Trois lignes de speed dans les toilettes

Tous ceux qui ne s'intéressent pas à la littérature mais à ce qui fait l'événement étaient aussi en émoi : Pondre un tel ouvrage à 16 ans ? Chapeau ! On a pris ce roman pour un compte-rendu authentique, en pensant que toutes ces choses sur la drogue, le sexe, la puberté, Helene H. les avaient vécues. Axolotl Roadkill n'en paraît en effet que plus impressionnant. A-t-elle réellement eu accès au Berghain, la "meilleure discothèque du monde" à la réputation sulfureuse, dont l'entrée est officiellement strictement interdite aux moins de 21 ans ? S'est-elle véritablement envoyé "trois lignes de speed" dans les toilettes ? Cela paraît incroyable.

Certes, le personnage de Mifti, 16 ans, est une création de Helene Hegemann, mais la plupart des lecteurs n'ont pu s'empêcher d'identifier immédiatement Mifti à Helene. Et lorsqu'il est question du père dans l'ouvrage, tous ont eu à l'esprit Carl Hegemann, dramaturge de renom qui a officié à la Volksbühne [célèbre théâtre berlinois]. Lorsque Mifti fait l'amour sans amour dans une voiture, philosophe sur la bisexualité et se complaît dans "l'attitude de la sale gosse dédaigneuse", on a l'impression d'entendre la véritable Helene.
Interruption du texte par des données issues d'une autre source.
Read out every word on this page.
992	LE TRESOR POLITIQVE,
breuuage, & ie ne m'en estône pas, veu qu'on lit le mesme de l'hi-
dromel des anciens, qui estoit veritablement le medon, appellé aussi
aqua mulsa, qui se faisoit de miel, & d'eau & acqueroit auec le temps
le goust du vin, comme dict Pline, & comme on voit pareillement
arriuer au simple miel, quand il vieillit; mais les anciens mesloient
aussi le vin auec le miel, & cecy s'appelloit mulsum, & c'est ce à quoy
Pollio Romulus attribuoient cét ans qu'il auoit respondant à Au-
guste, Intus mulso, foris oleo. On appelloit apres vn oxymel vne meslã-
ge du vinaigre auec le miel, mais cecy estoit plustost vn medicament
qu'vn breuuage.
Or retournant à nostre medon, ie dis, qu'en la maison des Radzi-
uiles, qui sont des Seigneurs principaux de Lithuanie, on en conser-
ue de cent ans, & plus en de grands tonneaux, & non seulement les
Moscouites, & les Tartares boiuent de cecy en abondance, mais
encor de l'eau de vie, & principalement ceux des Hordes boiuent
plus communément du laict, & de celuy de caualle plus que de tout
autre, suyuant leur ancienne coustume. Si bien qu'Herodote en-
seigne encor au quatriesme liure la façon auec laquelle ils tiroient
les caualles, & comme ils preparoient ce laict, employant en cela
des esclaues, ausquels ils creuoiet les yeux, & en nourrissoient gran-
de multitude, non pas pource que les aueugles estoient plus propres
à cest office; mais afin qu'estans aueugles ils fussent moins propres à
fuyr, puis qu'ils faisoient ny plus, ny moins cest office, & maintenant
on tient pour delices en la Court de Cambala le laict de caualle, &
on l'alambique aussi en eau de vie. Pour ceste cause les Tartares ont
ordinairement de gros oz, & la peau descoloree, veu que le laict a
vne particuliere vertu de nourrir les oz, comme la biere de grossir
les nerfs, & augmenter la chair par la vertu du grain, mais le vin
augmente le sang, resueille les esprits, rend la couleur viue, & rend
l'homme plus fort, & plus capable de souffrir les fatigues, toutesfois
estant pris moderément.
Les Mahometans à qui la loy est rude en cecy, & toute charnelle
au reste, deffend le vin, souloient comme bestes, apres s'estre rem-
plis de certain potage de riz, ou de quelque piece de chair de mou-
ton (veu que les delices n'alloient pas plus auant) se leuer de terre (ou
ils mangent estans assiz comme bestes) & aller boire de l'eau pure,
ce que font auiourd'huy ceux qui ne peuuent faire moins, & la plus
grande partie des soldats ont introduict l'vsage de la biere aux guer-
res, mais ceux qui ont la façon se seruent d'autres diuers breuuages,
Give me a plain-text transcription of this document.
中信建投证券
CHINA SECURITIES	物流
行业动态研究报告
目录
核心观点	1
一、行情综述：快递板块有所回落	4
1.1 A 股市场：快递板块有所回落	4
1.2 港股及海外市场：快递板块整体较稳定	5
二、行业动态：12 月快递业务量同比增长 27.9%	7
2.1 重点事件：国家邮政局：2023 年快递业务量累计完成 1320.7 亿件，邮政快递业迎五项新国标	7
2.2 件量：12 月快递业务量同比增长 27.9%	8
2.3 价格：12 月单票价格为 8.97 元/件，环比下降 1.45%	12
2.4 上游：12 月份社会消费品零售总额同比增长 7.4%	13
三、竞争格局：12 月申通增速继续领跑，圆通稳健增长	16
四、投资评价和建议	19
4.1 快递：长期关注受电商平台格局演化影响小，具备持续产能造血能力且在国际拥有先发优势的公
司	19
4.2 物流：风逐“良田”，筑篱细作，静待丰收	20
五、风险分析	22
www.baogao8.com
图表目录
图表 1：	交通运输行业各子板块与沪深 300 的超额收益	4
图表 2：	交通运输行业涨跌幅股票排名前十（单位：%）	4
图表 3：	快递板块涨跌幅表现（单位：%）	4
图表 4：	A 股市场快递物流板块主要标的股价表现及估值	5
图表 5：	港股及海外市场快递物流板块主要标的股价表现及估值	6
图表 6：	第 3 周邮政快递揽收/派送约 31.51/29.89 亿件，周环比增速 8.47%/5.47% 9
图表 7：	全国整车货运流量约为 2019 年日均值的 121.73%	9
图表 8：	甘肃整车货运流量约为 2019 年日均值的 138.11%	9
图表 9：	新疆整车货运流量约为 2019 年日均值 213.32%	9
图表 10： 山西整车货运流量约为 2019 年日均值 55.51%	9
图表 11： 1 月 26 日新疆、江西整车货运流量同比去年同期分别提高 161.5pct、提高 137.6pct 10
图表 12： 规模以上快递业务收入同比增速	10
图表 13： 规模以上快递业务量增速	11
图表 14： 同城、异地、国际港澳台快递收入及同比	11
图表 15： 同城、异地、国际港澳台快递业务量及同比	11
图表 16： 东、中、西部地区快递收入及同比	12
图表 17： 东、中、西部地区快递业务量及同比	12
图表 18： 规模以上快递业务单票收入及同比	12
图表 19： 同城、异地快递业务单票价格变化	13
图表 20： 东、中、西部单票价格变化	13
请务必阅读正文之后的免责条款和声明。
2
Axolotl Roadkill joue délibérément sur cette impression saisissante d'authenticité. Et comme le roman est habile à ce jeu ! Helene Hegemann, enfant prodige et nouvelle étoile du firmament littéraire.

J'écris donc je plagie

Mais voilà : le blog culturel gefuehlskonserve.de a découvert que Helene Hegemann avait plagié plusieurs ouvrages. Strobo, surtout. Un roman qui parle de sexe, de drogue, et du Berghain, paru l'année dernière chez le petit éditeur berlinois SuKuLTuR, et signé par la blogueuse Airen, née en 1981. Helene Hegemann lui a repris des formules amusantes comme "techno-plasticité" ou "tétons vaselinés", mais aussi des phrases entières et des situations.

Helene Hegemann s'est excusée. Elle savait que ce n'était pas bien "de ne pas citer toutes les personnes qui m'ont aidée à écrire ce texte". Ce texte, elle le défend pourtant. Car "l'authenticité n'existe pas, de toute façon, seule la sincérité existe". Par ailleurs, elle dit n'être que la sous-locataire de son esprit : "Je me sers partout où je peux trouver de l'inspiration et des choses qui me stimulent".

Le club des poètes virtuels

Le scandale qui enfle actuellement autour de "l'affaire Hegemann" relève avant tout du réflexe : on pense que l'aura de l'authenticité ne souffre pas le plagiat. Or, dans Axolotl Roadkill, on ne voit plus la différence entre la fiction et la réalité. Helene Hegemann fait partie de ce "club des poètes virtuels" dont il est question dans Strobo : "Nous faisons partie d'une intrigue qui dérape de temps à autre dans la fiction. Voilà qui est complètement schizophrène".

La structure théorique de cet art hybride a d'ailleurs été développée par Carl Hegemann : "Une réalité ne saurait être trouvée, mais seulement amenée par les 'membres' d'une culture". En ce sens, Helene Hegemann a fait ce qu'elle sait faire de mieux : elle s'est créée une existence de personnage de roman en piochant chez les autres.